Halkımızın mevcut oyunu kullandığı gibi hiç oy kullanmayanların da sandığa gitme konusunda geleceğimiz açısında bizden doğru bilgilenmeye ihtiyaçları var. Herkes kendi geleceğine sahip çıkmalı, gidip oyunu kullanmalı. Bu artık bir görev haline gelmiş olmalı. Seçim Güvenliği Platformu olarak tekrar çalışmalara başladık. Bileşenimiz olan kurumlara da çağrı yaptık. KESK de şubelerimizle toplantılar yaparak gerekli değerlendirmeyi yaptılar. Onların da gördüğü eksiklikler üzerinden aynı hatayı yapmamak temelinde, sandıklara sahip çıkmak konusunda bir irade koyacaklarını bize ifade ettiler. Bütün kamu emekçilerini emekten, demokrasiden, barıştan yana oy kullanmalarını, seçim süreçlerinde bulunmalarını, söylüyoruz, söylemeye devam edeceğiz. Dün de vardık, bugün de varız, yarın da var olacağız. Umudumuzu asla yitirmeyeceğiz.
“8 MİLYON SEÇMENİN SANDIĞA GELMESİ, İRADELERİNİN TAYİNİ BAKIMINDAN ÇOK ÖNEMLİ”
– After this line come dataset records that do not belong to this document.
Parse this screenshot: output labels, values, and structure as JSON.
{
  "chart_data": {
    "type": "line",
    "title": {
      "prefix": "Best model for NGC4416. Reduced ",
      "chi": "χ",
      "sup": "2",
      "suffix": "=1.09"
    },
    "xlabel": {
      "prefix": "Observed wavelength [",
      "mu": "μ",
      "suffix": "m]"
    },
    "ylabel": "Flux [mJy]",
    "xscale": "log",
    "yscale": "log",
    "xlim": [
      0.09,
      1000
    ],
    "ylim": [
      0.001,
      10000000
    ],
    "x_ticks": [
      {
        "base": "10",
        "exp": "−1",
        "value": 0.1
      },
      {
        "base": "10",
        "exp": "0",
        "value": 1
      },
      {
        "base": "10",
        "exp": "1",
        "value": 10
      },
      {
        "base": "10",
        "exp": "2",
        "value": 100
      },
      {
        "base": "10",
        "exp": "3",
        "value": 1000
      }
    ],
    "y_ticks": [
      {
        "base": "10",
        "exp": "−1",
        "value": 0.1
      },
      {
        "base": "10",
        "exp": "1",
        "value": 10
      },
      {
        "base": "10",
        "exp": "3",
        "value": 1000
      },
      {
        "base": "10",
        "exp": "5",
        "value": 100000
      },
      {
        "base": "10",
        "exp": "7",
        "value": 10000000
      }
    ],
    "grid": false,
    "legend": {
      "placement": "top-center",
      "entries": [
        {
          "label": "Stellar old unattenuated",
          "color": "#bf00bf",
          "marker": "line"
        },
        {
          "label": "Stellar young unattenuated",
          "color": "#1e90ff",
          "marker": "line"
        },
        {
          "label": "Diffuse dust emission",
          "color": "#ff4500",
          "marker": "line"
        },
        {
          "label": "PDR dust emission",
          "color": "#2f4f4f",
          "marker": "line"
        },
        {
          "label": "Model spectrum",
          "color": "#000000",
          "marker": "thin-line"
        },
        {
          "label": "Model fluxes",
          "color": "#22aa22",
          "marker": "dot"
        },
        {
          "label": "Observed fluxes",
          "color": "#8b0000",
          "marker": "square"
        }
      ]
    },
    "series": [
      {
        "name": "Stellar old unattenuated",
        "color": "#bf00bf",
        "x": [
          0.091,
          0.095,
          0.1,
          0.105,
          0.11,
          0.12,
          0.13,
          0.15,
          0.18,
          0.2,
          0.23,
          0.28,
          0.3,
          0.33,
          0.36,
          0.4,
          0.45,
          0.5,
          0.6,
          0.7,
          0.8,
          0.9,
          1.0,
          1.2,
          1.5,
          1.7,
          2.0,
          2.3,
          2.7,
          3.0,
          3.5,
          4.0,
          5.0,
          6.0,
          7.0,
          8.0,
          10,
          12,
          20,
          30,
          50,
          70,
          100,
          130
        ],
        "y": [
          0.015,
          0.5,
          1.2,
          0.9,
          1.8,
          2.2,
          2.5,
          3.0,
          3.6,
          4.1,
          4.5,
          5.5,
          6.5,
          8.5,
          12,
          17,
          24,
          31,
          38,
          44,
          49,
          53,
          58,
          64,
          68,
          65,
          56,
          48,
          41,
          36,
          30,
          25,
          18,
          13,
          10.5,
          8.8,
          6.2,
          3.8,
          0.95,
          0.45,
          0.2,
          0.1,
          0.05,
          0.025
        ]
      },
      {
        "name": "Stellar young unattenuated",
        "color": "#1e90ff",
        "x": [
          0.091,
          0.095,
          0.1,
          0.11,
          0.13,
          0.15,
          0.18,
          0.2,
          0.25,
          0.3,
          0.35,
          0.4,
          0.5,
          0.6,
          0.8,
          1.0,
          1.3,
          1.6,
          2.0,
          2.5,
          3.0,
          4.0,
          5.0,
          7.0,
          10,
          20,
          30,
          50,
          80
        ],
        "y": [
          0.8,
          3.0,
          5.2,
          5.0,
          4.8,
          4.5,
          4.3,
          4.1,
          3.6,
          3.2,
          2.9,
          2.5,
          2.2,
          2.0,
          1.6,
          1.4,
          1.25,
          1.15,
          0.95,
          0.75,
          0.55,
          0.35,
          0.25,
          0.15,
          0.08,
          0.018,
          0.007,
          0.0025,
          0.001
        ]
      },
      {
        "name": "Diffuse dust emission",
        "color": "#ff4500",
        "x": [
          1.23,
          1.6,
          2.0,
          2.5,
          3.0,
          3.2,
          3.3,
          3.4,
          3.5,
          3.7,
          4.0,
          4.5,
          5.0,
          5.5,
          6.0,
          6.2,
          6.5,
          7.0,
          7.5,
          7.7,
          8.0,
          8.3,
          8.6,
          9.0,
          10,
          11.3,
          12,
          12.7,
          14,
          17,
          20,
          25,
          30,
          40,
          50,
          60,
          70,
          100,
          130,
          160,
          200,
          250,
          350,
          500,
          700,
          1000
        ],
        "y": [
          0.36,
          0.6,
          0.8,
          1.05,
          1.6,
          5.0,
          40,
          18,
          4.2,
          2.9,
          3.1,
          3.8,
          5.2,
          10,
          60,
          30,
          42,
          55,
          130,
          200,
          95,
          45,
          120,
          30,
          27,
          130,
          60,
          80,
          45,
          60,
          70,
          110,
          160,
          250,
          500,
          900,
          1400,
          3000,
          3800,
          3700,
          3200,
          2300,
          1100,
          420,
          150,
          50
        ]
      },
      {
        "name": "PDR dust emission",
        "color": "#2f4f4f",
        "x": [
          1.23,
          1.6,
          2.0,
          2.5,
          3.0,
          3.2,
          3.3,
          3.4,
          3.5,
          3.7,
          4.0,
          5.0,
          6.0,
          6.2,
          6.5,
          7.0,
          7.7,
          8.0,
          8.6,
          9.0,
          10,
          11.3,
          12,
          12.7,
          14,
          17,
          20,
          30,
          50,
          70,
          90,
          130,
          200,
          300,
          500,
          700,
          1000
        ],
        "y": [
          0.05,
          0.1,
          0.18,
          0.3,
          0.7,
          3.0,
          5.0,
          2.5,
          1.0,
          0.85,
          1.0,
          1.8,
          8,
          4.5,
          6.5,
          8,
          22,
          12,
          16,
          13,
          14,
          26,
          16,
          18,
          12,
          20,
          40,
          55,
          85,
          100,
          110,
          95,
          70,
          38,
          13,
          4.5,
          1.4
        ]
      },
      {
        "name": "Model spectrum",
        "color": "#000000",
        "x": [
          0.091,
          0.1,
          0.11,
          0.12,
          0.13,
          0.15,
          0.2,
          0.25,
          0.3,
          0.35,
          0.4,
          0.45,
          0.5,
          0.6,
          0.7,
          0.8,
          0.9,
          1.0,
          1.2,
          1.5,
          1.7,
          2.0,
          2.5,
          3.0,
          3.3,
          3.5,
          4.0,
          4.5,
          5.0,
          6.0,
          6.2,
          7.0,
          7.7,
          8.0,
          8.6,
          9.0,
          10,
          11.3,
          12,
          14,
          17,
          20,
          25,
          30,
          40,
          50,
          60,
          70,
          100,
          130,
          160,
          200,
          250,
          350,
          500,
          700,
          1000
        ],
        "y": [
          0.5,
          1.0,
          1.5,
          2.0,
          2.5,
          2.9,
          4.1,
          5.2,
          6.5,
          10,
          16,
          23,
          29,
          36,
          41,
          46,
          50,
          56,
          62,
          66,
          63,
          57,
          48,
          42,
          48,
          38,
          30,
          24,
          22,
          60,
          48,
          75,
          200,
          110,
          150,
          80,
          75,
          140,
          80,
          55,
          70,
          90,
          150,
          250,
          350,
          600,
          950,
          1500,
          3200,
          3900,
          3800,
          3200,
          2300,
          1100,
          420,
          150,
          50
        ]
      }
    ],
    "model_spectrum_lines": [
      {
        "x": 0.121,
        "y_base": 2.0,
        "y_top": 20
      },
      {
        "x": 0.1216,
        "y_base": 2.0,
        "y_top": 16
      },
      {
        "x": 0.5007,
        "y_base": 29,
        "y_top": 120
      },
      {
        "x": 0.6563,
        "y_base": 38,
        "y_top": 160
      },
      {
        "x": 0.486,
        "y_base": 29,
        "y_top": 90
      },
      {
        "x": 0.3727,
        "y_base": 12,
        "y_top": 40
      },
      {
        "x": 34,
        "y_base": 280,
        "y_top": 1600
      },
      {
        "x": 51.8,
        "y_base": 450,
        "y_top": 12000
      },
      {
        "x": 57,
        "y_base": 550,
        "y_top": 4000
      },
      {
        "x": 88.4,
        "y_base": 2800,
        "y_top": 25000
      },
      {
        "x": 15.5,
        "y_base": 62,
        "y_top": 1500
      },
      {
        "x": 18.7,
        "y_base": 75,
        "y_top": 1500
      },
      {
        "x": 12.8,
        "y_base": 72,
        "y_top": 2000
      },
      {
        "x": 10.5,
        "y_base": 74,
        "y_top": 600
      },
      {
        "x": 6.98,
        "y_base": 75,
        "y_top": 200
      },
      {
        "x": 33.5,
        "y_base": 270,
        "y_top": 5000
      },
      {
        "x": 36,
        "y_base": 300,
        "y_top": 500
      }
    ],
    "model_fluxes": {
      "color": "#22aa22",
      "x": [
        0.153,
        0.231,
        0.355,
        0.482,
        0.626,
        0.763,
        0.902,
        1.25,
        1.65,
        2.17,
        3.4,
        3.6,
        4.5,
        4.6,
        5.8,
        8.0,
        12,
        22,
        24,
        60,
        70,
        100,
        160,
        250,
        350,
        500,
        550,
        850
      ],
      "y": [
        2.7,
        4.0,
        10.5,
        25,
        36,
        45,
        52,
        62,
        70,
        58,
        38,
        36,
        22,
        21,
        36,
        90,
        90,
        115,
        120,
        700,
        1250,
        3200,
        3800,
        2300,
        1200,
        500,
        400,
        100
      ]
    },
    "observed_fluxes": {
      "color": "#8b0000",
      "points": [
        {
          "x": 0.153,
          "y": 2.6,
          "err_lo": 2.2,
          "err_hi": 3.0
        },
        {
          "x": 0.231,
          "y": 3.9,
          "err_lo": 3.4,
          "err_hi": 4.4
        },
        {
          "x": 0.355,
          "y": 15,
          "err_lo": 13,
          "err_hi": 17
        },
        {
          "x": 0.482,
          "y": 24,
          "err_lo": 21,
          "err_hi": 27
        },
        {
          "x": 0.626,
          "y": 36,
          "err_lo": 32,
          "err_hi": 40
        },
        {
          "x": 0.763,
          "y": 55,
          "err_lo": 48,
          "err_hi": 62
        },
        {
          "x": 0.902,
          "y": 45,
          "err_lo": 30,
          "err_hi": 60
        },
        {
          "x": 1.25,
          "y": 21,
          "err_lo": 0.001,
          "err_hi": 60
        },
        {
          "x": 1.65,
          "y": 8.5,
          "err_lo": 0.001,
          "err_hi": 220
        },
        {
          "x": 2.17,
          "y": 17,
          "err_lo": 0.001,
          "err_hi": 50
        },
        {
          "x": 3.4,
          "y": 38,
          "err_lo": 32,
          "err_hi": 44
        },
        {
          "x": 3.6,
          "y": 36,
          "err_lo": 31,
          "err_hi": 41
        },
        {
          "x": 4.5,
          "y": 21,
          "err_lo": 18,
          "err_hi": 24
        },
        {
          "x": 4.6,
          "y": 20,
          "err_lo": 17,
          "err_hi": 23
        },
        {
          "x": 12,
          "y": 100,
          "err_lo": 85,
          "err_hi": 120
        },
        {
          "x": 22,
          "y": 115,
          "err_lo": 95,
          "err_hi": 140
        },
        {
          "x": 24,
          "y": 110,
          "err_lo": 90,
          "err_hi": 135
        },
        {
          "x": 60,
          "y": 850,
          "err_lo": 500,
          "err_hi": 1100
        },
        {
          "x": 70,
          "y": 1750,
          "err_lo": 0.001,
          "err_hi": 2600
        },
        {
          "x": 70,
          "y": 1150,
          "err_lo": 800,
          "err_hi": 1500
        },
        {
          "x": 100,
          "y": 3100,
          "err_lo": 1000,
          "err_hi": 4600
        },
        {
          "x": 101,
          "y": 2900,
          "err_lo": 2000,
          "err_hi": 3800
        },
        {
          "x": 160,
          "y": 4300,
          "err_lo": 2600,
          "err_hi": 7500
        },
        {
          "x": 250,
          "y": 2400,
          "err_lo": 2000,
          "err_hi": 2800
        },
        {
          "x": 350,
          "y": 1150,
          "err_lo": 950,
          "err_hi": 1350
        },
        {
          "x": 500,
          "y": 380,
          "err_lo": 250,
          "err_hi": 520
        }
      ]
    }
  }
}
İnsan Hakları Derneği Genel Sekreteri Hüseyin Balaban ise şöyle konuştu:
“İnsan Hakları Derneği ve bağımsız seçim gözlemciliği bakımından seçim izlemesi yaptık. Bu seçimlerde Eşit Haklar Derneği’yle birlikte 450 civarında isimle İnsan Hakları Derneği’nin şubelerinin bulunduğu illerde seçim gözlemi yaptık. Geçmiş seçimlere göre sahada çok şiddet olaylarına tanık olmadık. Ancak seçim ve sandık güvenliği konusunda ciddi sorunların olduğu kamuoyunu zaten yansıdı. 8 milyon civarında seçmenin sandığa gitmediği yönünde bir bilgi var. 2. turda da bağımsız seçim gözlemciliği görevini yürütmeye çalışacağız. Seçmenlerin sandığa gelmesi, sandıkta oylarını kullanması, demokratik anlamda iradelerinin tayini bakımından çok önemli... Bütün seçmenlerin 2. turda sandığa gitmelerini tavsiye ederiz. Demokratik hayatın en önemli süreçlerinden bir tanesi de oy kullanmak ve sizleri yönetecek insanları seçmek, bu seçim süreçlerine katılmak olduğunu biliyoruz. Biz yine 450 arkadaşımızla sahadaki bu gözlemi devam ettireceğiz. Yeni arkadaşlarımızla da sahada bulunmaya çalışacağız.”